Vortragsabend "Kriegsgefangenen- und Vermisstenforschung" an der Landesverteidigungsakademie
Ein hochkarätiges Symposium zum Thema "Kriegsgefangenen- und Vermisstenforschung unter Einbeziehung geheimdienstlicher Tätigkeiten", fand am Donnerstag an der Landesverteidigungsakademie in Wien statt.
Kooperation mehrerer Forschungseinrichtungen
Das Institut für Strategie und Sicherheitspolitik der Akademie lud gemeinsam mit dem Österreichischen Schwarzen Kreuz für Kriegsgräberfürsorge, dem Grazer Ludwig-Boltzmann-Institut für Kriegsfolgenforschung und der Österreichischen Gesellschaft für Heereskunde, ein.
Kriegsgefangene sind keine Strafgefangenen
Gunther Hauser, mit der Leitung des Instituts für Strategie und Sicherheitspolitik beauftragt, hob in seinem Vortrag den völkerrechtlichen Wert der vier Genfer Abkommen aus 1949 und der beiden Zusatzprotokolle aus 1977 als Kernregelungen des humanitären Völkerrechts hervor. Dieses zielt darauf ab, Menschen vor Grausamkeiten in Kriegen zu schützen. Dier Schutz gilt besonders für Personen, die nicht (mehr) an Kriegen teilnehmen - Kranke, Verletzte, Zivilpersonen und Kriegsgefangene. Auch letztere sind somit keine Strafgefangene, sondern vor eine Nichtteilnahme am Krieg zu sichern.
Schicksal österreichischer Kriegsgefangener
Stefan Karner vom Ludwig-Bolzmann-Institut für Kriegsfolgenforschung widmete sich in seinen Ausführungen dem Schicksal der Gefangenen. So konnten seit 1990 durch die Öffnung russischer Archive die Schicksale von 12.000 Kriegsgefangenen allein aus Österreich ab den 1940er-Jahren geklärt werden.

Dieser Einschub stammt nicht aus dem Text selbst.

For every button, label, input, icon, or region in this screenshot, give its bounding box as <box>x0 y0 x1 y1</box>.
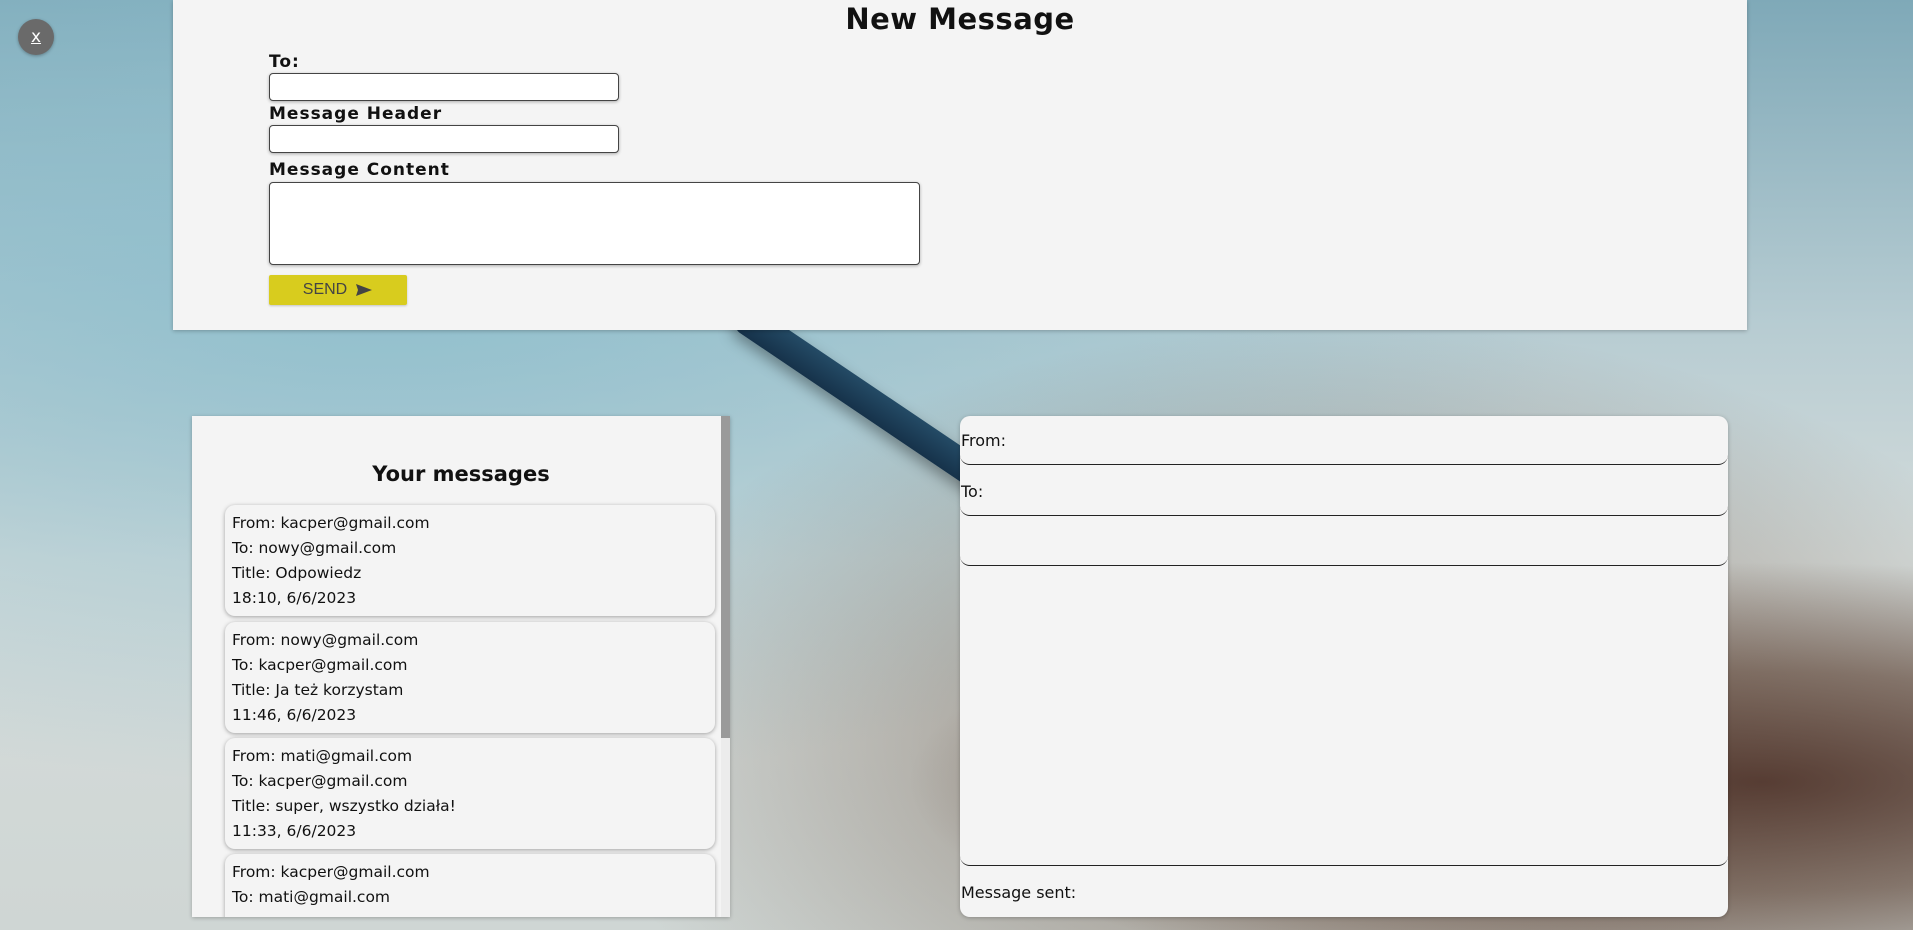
message-item[interactable]: From: kacper@gmail.com To: mati@gmail.co… <box>225 854 715 917</box>
message-content-label: Message Content <box>269 160 450 180</box>
message-from: From: mati@gmail.com <box>232 747 413 765</box>
message-title: Title: Odpowiedz <box>232 564 362 582</box>
message-content-textarea[interactable] <box>269 182 920 265</box>
message-item[interactable]: From: nowy@gmail.com To: kacper@gmail.co… <box>225 622 715 733</box>
detail-message-sent: Message sent: <box>961 883 1077 902</box>
message-from: From: kacper@gmail.com <box>232 514 430 532</box>
close-button[interactable]: x <box>18 19 54 55</box>
detail-title <box>960 517 1728 566</box>
to-input[interactable] <box>269 73 619 101</box>
detail-from: From: <box>960 416 1728 465</box>
message-item[interactable]: From: mati@gmail.com To: kacper@gmail.co… <box>225 738 715 849</box>
messages-panel: Your messages From: kacper@gmail.com To:… <box>192 416 730 917</box>
send-arrow-icon <box>356 284 373 296</box>
detail-body <box>960 566 1728 866</box>
send-button[interactable]: SEND <box>269 275 407 305</box>
messages-scrollbar[interactable] <box>721 416 730 917</box>
message-detail-panel: From: To: Message sent: <box>960 416 1728 917</box>
message-to: To: mati@gmail.com <box>232 888 391 906</box>
message-item[interactable]: From: kacper@gmail.com To: nowy@gmail.co… <box>225 505 715 616</box>
send-button-label: SEND <box>302 281 348 298</box>
message-from: From: kacper@gmail.com <box>232 863 430 881</box>
message-from: From: nowy@gmail.com <box>232 631 419 649</box>
detail-to: To: <box>960 467 1728 516</box>
new-message-panel: New Message To: Message Header Message C… <box>173 0 1747 330</box>
new-message-title: New Message <box>845 2 1075 36</box>
to-label: To: <box>269 52 300 72</box>
messages-title: Your messages <box>372 462 550 486</box>
message-time: 11:46, 6/6/2023 <box>232 706 357 724</box>
message-time: 18:10, 6/6/2023 <box>232 589 357 607</box>
message-title: Title: Ja też korzystam <box>232 681 404 699</box>
message-to: To: kacper@gmail.com <box>232 772 408 790</box>
message-header-input[interactable] <box>269 125 619 153</box>
message-to: To: kacper@gmail.com <box>232 656 408 674</box>
message-to: To: nowy@gmail.com <box>232 539 397 557</box>
message-header-label: Message Header <box>269 104 443 124</box>
message-time: 11:33, 6/6/2023 <box>232 822 357 840</box>
message-title: Title: super, wszystko działa! <box>232 797 456 815</box>
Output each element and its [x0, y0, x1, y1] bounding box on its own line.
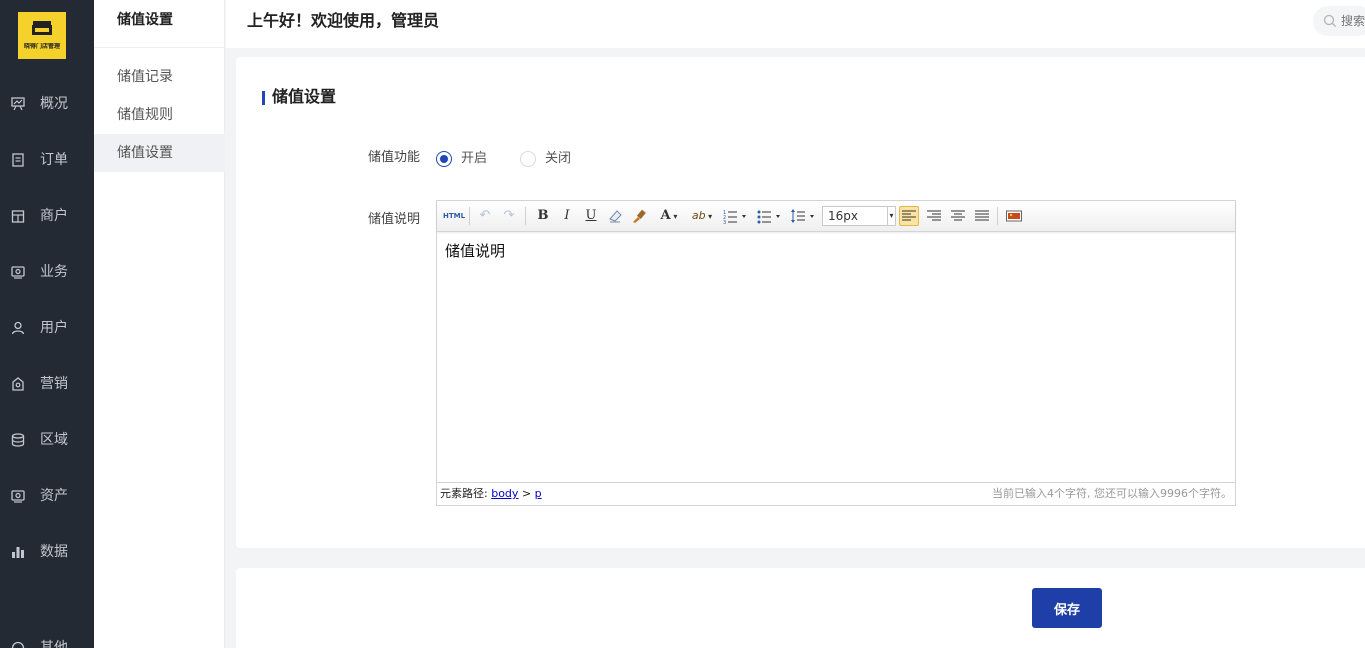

Öffnung russischer Archive
An die 90.000 sowjetische Soldaten und Zivilisten sind allein in Österreich begraben. Nun wurde begonnen, Kasachen, Moldawier und Ukrainer ausfindig zu machen, die in österreichischen Friedhöfen begraben sind. Aus der Ukraine sind laut Schätzungen 40.000 bis 50.000 Menschen betroffen. Insgesamt befinden sich zwischen 28 bis 36 Angaben von jeweils 220.000 Menschen in Datensätzen aus russischen Archiven.
Projekt "Wringer"
Dieter Bacher vom Ludwig-Boltzmann-Institut für Kriegsfolgenforschung stellte das Projekt "Wringer" vor. Davon abgeleitet wurden heimkehrende Kriegsgefangene durch westliche Nachrichtendienste befragt. Für britische und amerikanische Dienste war Österreich demnach als Operationsgebiet zwischen "Ost" und "West" äußerst relevant, es ging hier auch über die Lage der sowjetischen Truppen in Österreich und um Jugoslawien.
Missbrauch von Kriegsgefangenen
Erwin Schmidl, Präsident der Österreichischen Gesellschaft für Heereskunde, widmete sich in seinem Vortrag dem Schicksal von Kriegsgefangenen. Kriegsgefangene wurden stets und werden weiterhin für Propagandazwecke bzw. für Zwecke psychologischer Kriegführung missbraucht und gedemütigt. Das schließe auch den gegenwärtigen Krieg in der Ukraine nicht aus, so der Historiker.